Students were so enthralled with the video that the teachers released a new video Monday, May 2 – this one student led – explaining the month of Ramadan, during which Muslims worldwide fast, pray, do good deeds and appreciate family and friends – and Eid, a festival celebrating the end of Ramadan, during which the video was released.
They asked not only their students to share firsthand information about how they mark the events, but also their families as well.
When they talked about the different holidays, the teachers and students realized there are so many similarities that they could focus on that would help their student community speak out and offer them a platform to do so.
Ghuman, an ELL teacher at Harry Hooge Elementary School said family members, their own included, provided not only resources like lesson plans, but art activities for the students, and photographs of traditional food and clothing for the videos.
Some of their students were initially shy, explained Chauhan, an ELL teachers at Fairview Elementary School, but when they started talking about their culture, it helped them come out of their shells.
“It’s just so beautiful because in some ways, some kids they want to share, but they don’t have the courage because they are a little bit shy,” said Birdi, ELL teacher at Albion Elementary School.
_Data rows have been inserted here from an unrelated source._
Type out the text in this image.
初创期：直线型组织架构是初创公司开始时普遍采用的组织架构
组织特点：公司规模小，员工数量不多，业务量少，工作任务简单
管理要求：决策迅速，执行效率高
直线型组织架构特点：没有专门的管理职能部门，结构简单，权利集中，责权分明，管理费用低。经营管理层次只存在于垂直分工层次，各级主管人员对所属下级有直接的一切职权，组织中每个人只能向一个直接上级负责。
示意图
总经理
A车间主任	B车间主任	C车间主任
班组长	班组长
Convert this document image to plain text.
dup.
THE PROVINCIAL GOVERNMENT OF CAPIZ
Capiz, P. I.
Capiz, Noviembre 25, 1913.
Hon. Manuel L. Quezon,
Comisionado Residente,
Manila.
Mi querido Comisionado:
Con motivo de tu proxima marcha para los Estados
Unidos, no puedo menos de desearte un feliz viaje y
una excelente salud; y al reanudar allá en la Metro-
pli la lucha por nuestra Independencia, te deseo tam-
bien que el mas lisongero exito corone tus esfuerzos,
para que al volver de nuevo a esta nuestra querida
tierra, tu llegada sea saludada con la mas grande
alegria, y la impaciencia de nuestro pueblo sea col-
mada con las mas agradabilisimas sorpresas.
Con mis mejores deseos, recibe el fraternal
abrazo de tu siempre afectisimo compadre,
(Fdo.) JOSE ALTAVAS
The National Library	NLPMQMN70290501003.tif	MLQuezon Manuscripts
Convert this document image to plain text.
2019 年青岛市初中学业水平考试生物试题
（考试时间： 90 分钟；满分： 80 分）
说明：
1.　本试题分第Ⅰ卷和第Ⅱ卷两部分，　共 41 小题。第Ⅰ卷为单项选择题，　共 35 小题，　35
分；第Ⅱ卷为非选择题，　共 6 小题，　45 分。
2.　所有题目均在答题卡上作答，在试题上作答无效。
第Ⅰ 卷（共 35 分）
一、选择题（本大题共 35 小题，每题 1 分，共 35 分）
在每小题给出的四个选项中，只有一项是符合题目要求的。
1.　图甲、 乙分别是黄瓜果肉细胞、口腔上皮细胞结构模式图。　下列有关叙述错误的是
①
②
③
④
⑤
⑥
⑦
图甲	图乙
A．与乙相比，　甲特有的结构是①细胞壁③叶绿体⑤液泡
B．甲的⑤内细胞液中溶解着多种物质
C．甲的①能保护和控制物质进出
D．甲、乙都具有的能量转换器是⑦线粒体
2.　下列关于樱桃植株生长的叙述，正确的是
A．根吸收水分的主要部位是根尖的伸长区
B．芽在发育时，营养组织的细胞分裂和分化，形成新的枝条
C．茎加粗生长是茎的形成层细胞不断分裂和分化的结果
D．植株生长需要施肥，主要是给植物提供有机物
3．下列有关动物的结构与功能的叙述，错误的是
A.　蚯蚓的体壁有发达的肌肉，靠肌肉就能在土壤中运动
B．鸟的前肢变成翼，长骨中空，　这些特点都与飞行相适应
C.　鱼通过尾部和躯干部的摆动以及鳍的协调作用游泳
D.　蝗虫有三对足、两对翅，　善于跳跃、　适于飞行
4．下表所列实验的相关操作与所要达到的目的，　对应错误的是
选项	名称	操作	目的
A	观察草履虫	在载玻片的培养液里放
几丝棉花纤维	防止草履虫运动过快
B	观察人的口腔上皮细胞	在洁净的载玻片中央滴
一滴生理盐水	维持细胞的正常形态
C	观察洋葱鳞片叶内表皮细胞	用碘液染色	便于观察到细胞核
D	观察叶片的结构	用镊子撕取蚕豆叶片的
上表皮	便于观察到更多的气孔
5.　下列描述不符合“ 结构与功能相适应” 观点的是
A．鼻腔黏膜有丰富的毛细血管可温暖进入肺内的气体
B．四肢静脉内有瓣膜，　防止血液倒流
However, she elaborated, when there is someone to facilitate the project and lead it, then all the students want to share and talk about their culture.
Birdi also noted how unique the project was and what positive feedback they received. Now they are planning for the next video.
One of Ghuman’s students who saw the Ramadan video approached her and asked if the next video could be on the Persian festival of Nowruz that marks the first day of spring.
“We’re in a unique situation where we are able to provide a platform for the students and their families to be heard,” remarked Chauhan. Otherwise, she noted, these celebrations are not on the typical calendar of holidays.
Not only do the videos broaden understanding, but they bring peer to peer awareness, and empower the students who celebrate the holidays. Chauhan noted how important it is to understand the different cultures in the community, which is diverse and continuously growing.
“Let’s talk about this, let’s understand it and let’s see what people are doing because it is important to a group of people that exist in our community,” she said.